Preparation of oligonucleotides containing one or two dC^TBdp modifications. The reaction mixture (120 μl) contained KOD XL DNA polymerase (1.8 μl, 2.5 U μl⁻¹), KOD XL reaction buffer 10× (12 μl), prim^LutR1C or prim^LutR (100 μM, 6 μl), temp^5PLutR (100 μM, 6 μl) (see Table S2, ESI†), natural dNTPs (dATP, dGTP and TTP; 4 mM, 2.4 μl) and dC^TBdpTP (4 mM, 4.8 μl). The samples were incubated for 1.5 h at 60 °C in a thermomixer, and the reactions were stopped by cooling to 4 °C. The samples were then purified using the QIAquick® Nucleotide Removal Kit from Qiagen following the supplier's instructions with a final elution step using 50 μl of UHPLC water. The obtained yields were 237 ng μl⁻¹ of oligonucleotides with single dC^TBdp modification (1C^TBdp) and 225 ng μl⁻¹ of oligonucleotides with double dC^TBdp modification (2C^TBdp). An aliquot of the samples was treated using protocol A.
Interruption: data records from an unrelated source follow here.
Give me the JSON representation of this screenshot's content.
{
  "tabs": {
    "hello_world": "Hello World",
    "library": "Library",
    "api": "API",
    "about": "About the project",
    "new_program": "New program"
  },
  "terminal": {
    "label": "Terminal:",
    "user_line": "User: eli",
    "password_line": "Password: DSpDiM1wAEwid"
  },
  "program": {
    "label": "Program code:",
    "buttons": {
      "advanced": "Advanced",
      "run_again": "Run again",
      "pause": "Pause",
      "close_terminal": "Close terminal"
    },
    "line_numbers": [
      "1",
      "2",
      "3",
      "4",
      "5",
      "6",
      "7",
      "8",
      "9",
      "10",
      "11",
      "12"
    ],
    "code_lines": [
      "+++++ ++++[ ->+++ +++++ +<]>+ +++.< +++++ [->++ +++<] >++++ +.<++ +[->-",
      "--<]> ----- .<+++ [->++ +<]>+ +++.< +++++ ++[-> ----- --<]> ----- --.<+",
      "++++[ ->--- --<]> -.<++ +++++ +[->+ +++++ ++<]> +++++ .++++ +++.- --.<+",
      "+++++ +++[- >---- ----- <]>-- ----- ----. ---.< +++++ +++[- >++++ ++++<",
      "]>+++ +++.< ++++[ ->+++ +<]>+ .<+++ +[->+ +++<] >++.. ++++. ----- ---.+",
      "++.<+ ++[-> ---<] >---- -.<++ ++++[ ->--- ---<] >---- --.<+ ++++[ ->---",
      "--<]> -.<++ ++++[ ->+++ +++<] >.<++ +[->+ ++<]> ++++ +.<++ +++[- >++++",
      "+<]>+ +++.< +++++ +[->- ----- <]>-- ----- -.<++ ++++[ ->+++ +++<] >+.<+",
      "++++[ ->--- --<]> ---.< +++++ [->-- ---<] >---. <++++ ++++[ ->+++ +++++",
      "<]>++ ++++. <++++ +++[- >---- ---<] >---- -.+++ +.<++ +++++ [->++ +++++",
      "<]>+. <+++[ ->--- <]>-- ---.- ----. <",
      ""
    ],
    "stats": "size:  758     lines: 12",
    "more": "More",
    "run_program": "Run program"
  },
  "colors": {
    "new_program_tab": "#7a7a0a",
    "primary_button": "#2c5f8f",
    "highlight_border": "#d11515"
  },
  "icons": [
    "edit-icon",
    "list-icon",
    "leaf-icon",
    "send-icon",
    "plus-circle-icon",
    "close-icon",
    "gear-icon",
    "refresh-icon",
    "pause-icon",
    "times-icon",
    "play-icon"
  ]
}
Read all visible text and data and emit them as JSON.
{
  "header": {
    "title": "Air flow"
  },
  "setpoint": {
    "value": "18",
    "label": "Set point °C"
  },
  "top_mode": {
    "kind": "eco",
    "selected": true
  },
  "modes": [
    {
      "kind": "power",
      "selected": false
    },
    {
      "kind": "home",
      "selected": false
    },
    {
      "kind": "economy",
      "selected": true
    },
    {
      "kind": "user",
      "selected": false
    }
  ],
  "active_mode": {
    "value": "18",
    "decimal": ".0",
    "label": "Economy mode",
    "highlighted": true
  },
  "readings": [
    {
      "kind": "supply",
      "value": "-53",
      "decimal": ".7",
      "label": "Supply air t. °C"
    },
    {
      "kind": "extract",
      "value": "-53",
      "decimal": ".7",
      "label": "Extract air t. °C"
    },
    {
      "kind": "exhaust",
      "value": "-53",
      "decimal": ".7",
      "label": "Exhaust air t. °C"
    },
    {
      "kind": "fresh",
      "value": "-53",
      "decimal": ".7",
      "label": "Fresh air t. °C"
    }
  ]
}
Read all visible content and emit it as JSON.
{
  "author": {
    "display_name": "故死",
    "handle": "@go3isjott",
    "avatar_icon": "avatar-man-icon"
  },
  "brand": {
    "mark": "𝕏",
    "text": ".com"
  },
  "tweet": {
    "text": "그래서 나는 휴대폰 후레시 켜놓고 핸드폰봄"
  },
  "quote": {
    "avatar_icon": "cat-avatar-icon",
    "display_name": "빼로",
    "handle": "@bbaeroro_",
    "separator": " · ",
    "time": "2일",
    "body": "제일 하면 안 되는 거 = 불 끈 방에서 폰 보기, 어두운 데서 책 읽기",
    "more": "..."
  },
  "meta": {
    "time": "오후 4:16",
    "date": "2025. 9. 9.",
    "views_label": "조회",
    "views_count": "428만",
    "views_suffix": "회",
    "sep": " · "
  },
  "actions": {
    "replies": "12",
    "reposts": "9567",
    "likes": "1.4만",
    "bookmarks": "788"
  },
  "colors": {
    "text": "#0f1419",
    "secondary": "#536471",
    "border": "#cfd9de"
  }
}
Preparation of Cy5-labeled oligonucleotides containing one or two dC^TBdp modifications. Cy5-labeled oligonucleotides were prepared for the EMSA experiments. A fluorescent label was attached to the 5′ end of the primer. The reaction mixture (105.6 μl) contained KOD XL DNA polymerase (1.65 μl, 2.5 U μl⁻¹), KOD XL reaction buffer 10× (11 μl), prim^LutR1C-Cy5 or prim^LutR-Cy5 (100 μM, 5.5 μl), temp^5PLutR (100 μM, 5.5 μl) (see Table S2, ESI†) and natural dNTPs (dATP, dGTP and TTP; 4 mM, 2.2 μl). The reaction mixture was divided into three aliquots. A positive control contained: dCTP (4 mM, 0.8 μl) and 19.2 μl of the reaction mixture; a negative control contained: UHPLC water 0.8 μl and 19.2 μl; experiments with singly or doubly modified dC^TBdp were carried out with dC^TBdpTP (4 mM, 2.4 μl) and 57.6 μl of the reaction mixture, respectively. The samples were incubated for 1.5 h at 60 °C in a thermomixer, and the reactions were stopped by cooling to 4 °C. The samples were purified using the QIAquick® Nucleotide Removal Kit (Qiagen) following the supplier's instructions with a final elution step using 50 μl of UHPLC water. The obtained yields were 38 ng μl⁻¹ of Cy5-labeled oligonucleotides in the case of the positive control, 38 ng μl⁻¹ of Cy5-labeled oligonucleotides in the case of the negative control, 110 ng μl⁻¹ of Cy5-labeled oligonucleotides in the case of the dC^TBdp singly modified oligonucleotide (1C^TBdp) and 113 ng μl⁻¹ in that of the Cy5-labeled dC^TBdp doubly modified oligonucleotide (2C^TBdp).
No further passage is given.